10 thoughts on “Why Bother with a Critique Group?”

  1. Amy, I love our group! Not only do we get constructive feedback, I feel I get wonderful support and encouragement to improve my work. I have so much to learn and never feel judged or out of place–even though I am the least experience 🙂 I learn so much from everyone’s work even though they are not the same genre. And you are absolutely right Being able to submit and critique in our PJ’s is priceless 🙂


    1. The support we give to and get from each other is the best part of the group, and level of experience doesn’t matter since we can all improve no matter what! Thanks so much for visiting and leaving a comment!


  2. Glad you liked my post on The Barbara Bush Dress today on Dames Of Dialogue. Re. Writers’ groups, I agree with you 100% in that NOW is the time to join a writers’ group. My group has helped me so much. My novel, “Lily Steps Out,” and my short story collection, “Alterations,” would not have been published had my writers’ group not been involved.

    Best regards
    Rita PLush


    1. Thanks for stopping by and leaving your input, Rita. My writers’ group has been a huge help with the novel I’m currently working on. They help me step back and see the problems with it when I’m too bogged down inside the writing. I’m off to look at your website!

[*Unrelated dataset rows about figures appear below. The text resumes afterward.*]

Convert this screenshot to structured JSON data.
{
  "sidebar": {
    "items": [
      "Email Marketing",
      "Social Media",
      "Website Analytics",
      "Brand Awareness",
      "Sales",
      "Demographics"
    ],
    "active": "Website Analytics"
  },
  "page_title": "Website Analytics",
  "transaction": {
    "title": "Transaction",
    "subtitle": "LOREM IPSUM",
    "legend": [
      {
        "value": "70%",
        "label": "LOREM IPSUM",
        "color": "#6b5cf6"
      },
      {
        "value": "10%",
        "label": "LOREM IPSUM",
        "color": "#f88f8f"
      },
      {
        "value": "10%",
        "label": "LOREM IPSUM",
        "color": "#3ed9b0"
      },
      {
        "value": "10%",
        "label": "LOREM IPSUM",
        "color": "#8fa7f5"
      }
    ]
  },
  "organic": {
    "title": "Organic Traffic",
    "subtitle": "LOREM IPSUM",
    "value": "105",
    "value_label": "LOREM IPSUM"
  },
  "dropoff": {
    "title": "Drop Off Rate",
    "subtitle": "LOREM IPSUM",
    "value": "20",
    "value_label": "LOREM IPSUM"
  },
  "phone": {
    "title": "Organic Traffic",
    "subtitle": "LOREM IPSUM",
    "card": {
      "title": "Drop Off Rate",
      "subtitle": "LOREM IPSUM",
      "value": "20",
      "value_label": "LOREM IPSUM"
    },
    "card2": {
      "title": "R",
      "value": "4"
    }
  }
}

  3. I love our group. We’re such nice people. 🙂

    I saw the poster for “Authors Anonymous” and got annoyed because both characters had goofy looks on their faces and were wearing glasses. How dare the movie studio stereotype writers? And then I remembered I wear glasses. *sigh*


    1. You’re right- we are nice people! I saw the poster, too, and if I hadn’t seen the title, I never would have thought the movie is about writers. They’re usually portrayed as very serious, and the actors on the poster look like they’re having way too much fun. And I would be lost (quite literally) without my glasses.


  4. Hi Amy,

    I’m not in a critique group, but I plan to join one when I actually find a publisher, and get published. And I have not seen ‘Authors Anonymous’, I have not even heard of it.


    1. Hi, Rebecca,

      I think the best time to join a critique group is before you get published. That way you can get some feedback before you start sending out your manuscript. Thanks for stopping by!